The move to automation has been a boost for the local economy, with more than 30 regional business in Central Queensland supporting the preparatory work for the rollout.
These contracts amount to over $4.2m out of the planned $8.2m spend.
Goonyella general manager Sean Milfull said the local businesses have upskilled their staff, and in some cases have employed several new staff to support the works being completed at the mine ahead of the first trucks being operational from September this year. “Autonomous haulage will help us further improve safety and productivity on site, and we are creating new roles and opportunities for the people of Central Queensland,” he said.
Mackay-based NB Industries is completing the fit-out of ancillary equipment, a critical piece of work that enables equipment to be visible and communicate via the autonomous system.
“This type of work is generally done by OEMs so it is a great example of a local business demonstrating their capacity to support autonomous work,” Mr Milfull said.
“NB Industries have employed three new full time tradesmen to support the work. They are in addition to their roster of eight full time tradesmen.”
The business has also had to use additional labour for some short term works during the rollout, increasing the team as required at times.
The work NB Industries is completing requires a mixtures of auto electrical, communications and boiler maker trades.
As these tradesman are all working together, they are learning skills from each other and some of them have even expressed interest in completing a dual trade.
NB Industries business development manager Simon Plant said the project has afforded the opportunity to employ more local talent, upskill and enhance the experience of the existing workforce and foster multiskilled tradespeople.
“Due to the shortage of skilled tradespeople in our sector, we are passionate about investing in training and mentoring to grow the resourcefulness and relevance of our team and community into the future,” he said.
“NB Industries is 100% Qld-owned and operated, employs local labour and supports local and Qld companies through our local community and our supply chains.”
Another beneficiary of the automation is Moranbah-based CPH Mining & Civil, which built the new ramp 25 calibration pad and access road.
The new Komatsu autonomous haulage trucks will have their autonomy functionality tested on the calibration pad before entering the pit to be commissioned.
CPH Mining & Civil owner Colin Ritson said it had been fantastic supporting Goonyella as the mine prepares for autonomous trucks.
“This project has been a great opportunity for the business and for our people,” he said.
The move to automated haulage comes as the Queensland Government provided $3.6m in funding for a Resources Centre of Excellence (RCOE), to be built in Mackay, about two hours away from Goonyella.
Two key components of the Resources Centre of Excellence are:
- An Underground Mining Simulated Training Facility (UMSTF)
- An integrated approach to bringing together the various resources related training and research facilities and services currently available in the region.

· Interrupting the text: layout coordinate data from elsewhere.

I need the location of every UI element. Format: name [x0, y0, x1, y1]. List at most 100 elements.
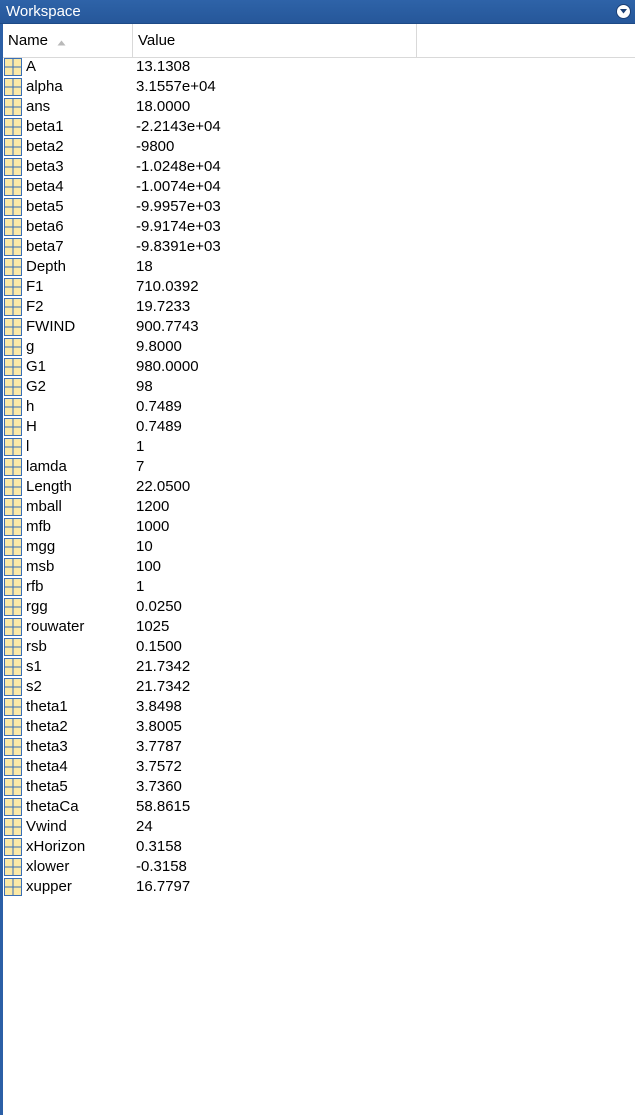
table-row[interactable]: l1: [3, 437, 635, 457]
variable-name: beta7: [26, 238, 64, 255]
table-row[interactable]: beta6 -9.9174e+03: [3, 217, 635, 237]
variable-value: 3.7787: [136, 738, 182, 755]
table-row[interactable]: F2 19.7233: [3, 297, 635, 317]
table-row[interactable]: mball 1200: [3, 497, 635, 517]
variable-value: 0.0250: [136, 598, 182, 615]
column-header-value-label: Value: [138, 32, 176, 49]
variable-name: theta5: [26, 778, 68, 795]
table-row[interactable]: theta1 3.8498: [3, 697, 635, 717]
matrix-grid-icon: [4, 718, 22, 736]
table-row[interactable]: lamda 7: [3, 457, 635, 477]
table-row[interactable]: s2 21.7342: [3, 677, 635, 697]
table-row[interactable]: xHorizon 0.3158: [3, 837, 635, 857]
table-row[interactable]: beta4 -1.0074e+04: [3, 177, 635, 197]
variable-value: -1.0074e+04: [136, 178, 221, 195]
variable-value: -9.9957e+03: [136, 198, 221, 215]
variable-name: rfb: [26, 578, 44, 595]
table-row[interactable]: beta1 -2.2143e+04: [3, 117, 635, 137]
table-row[interactable]: thetaCa 58.8615: [3, 797, 635, 817]
table-row[interactable]: beta2 -9800: [3, 137, 635, 157]
variable-name: alpha: [26, 78, 63, 95]
matrix-grid-icon: [4, 658, 22, 676]
matrix-grid-icon: [4, 678, 22, 696]
variable-value: 18: [136, 258, 153, 275]
matrix-grid-icon: [4, 738, 22, 756]
table-row[interactable]: F1 710.0392: [3, 277, 635, 297]
variable-value: 1: [136, 578, 145, 595]
variable-name: msb: [26, 558, 55, 575]
variable-name: xupper: [26, 878, 72, 895]
table-row[interactable]: FWIND 900.7743: [3, 317, 635, 337]
table-row[interactable]: G2 98: [3, 377, 635, 397]
variable-value: -0.3158: [136, 858, 187, 875]
variable-value: 710.0392: [136, 278, 199, 295]
column-header-name-label: Name: [8, 32, 49, 49]
table-row[interactable]: xlower -0.3158: [3, 857, 635, 877]
variable-value: 58.8615: [136, 798, 191, 815]
table-row[interactable]: s1 21.7342: [3, 657, 635, 677]
column-header-name[interactable]: Name: [3, 24, 133, 57]
table-row[interactable]: A 13.1308: [3, 57, 635, 77]
table-row[interactable]: theta5 3.7360: [3, 777, 635, 797]
table-row[interactable]: alpha 3.1557e+04: [3, 77, 635, 97]
variable-value: 1000: [136, 518, 170, 535]
variable-list: A 13.1308 alpha 3.1557e+04 ans 18.0000 beta1 -2…: [3, 57, 635, 897]
table-row[interactable]: beta3 -1.0248e+04: [3, 157, 635, 177]
matrix-grid-icon: [4, 498, 22, 516]
variable-value: 0.7489: [136, 418, 182, 435]
variable-value: 21.7342: [136, 658, 191, 675]
matrix-grid-icon: [4, 818, 22, 836]
variable-value: 98: [136, 378, 153, 395]
table-row[interactable]: rgg 0.0250: [3, 597, 635, 617]
table-row[interactable]: theta4 3.7572: [3, 757, 635, 777]
matrix-grid-icon: [4, 338, 22, 356]
matrix-grid-icon: [4, 318, 22, 336]
matrix-grid-icon: [4, 858, 22, 876]
table-row[interactable]: xupper 16.7797: [3, 877, 635, 897]
table-row[interactable]: msb 100: [3, 557, 635, 577]
variable-name: G1: [26, 358, 47, 375]
variable-value: 21.7342: [136, 678, 191, 695]
variable-value: 0.1500: [136, 638, 182, 655]
variable-name: s2: [26, 678, 42, 695]
table-row[interactable]: theta3 3.7787: [3, 737, 635, 757]
variable-value: 16.7797: [136, 878, 191, 895]
variable-value: 1: [136, 438, 145, 455]
table-row[interactable]: g 9.8000: [3, 337, 635, 357]
variable-value: 24: [136, 818, 153, 835]
variable-name: theta3: [26, 738, 68, 755]
circle-chevron-down-icon[interactable]: [616, 4, 631, 19]
table-row[interactable]: beta5 -9.9957e+03: [3, 197, 635, 217]
table-row[interactable]: G1 980.0000: [3, 357, 635, 377]
variable-value: -2.2143e+04: [136, 118, 221, 135]
table-row[interactable]: mgg 10: [3, 537, 635, 557]
table-row[interactable]: ans 18.0000: [3, 97, 635, 117]
matrix-grid-icon: [4, 198, 22, 216]
matrix-grid-icon: [4, 778, 22, 796]
matrix-grid-icon: [4, 838, 22, 856]
table-row[interactable]: H 0.7489: [3, 417, 635, 437]
table-row[interactable]: Length 22.0500: [3, 477, 635, 497]
workspace-panel: Name Value A 13.1308 alpha 3.1557e+04 ans 18.…: [0, 24, 635, 1115]
variable-name: l: [26, 438, 30, 455]
table-row[interactable]: rsb 0.1500: [3, 637, 635, 657]
matrix-grid-icon: [4, 358, 22, 376]
variable-name: G2: [26, 378, 47, 395]
variable-name: h: [26, 398, 35, 415]
table-row[interactable]: rouwater 1025: [3, 617, 635, 637]
table-row[interactable]: theta2 3.8005: [3, 717, 635, 737]
table-row[interactable]: Depth 18: [3, 257, 635, 277]
matrix-grid-icon: [4, 378, 22, 396]
table-row[interactable]: mfb 1000: [3, 517, 635, 537]
table-row[interactable]: h 0.7489: [3, 397, 635, 417]
column-header-value[interactable]: Value: [133, 24, 417, 57]
variable-name: thetaCa: [26, 798, 79, 815]
workspace-titlebar: Workspace: [0, 0, 635, 24]
matrix-grid-icon: [4, 238, 22, 256]
table-row[interactable]: beta7 -9.8391e+03: [3, 237, 635, 257]
column-header-empty[interactable]: [417, 24, 635, 57]
table-row[interactable]: Vwind 24: [3, 817, 635, 837]
variable-name: beta3: [26, 158, 64, 175]
matrix-grid-icon: [4, 218, 22, 236]
table-row[interactable]: rfb 1: [3, 577, 635, 597]
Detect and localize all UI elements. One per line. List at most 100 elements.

With the Mackay-Isaac-Whitsunday region home to 34 operating coal mines, the sector is one of the largest Mining Equipment, Technology and Services (METS) hubs in Australia.
The RCOE will be an important nexus between research, education and the resources industry, allowing the region to capture value from the significant expertise that currently exists there.
The Resources Centre of Excellence is expected to be a collaborative partnership that brings together the current and proposed facilities in the region including, but not limited to Central Queensland University’s (CQU) Engineering Trade Training Facility; CQU’s Robotics and Mechatronics Facility; the Health and Safety Centre; and various Registered Training Organisations.
The UMSTF is proposed to be the physical centre for the RCOE and is based off a Brisbane facility that was previously owned and operated by a local listed mining services company.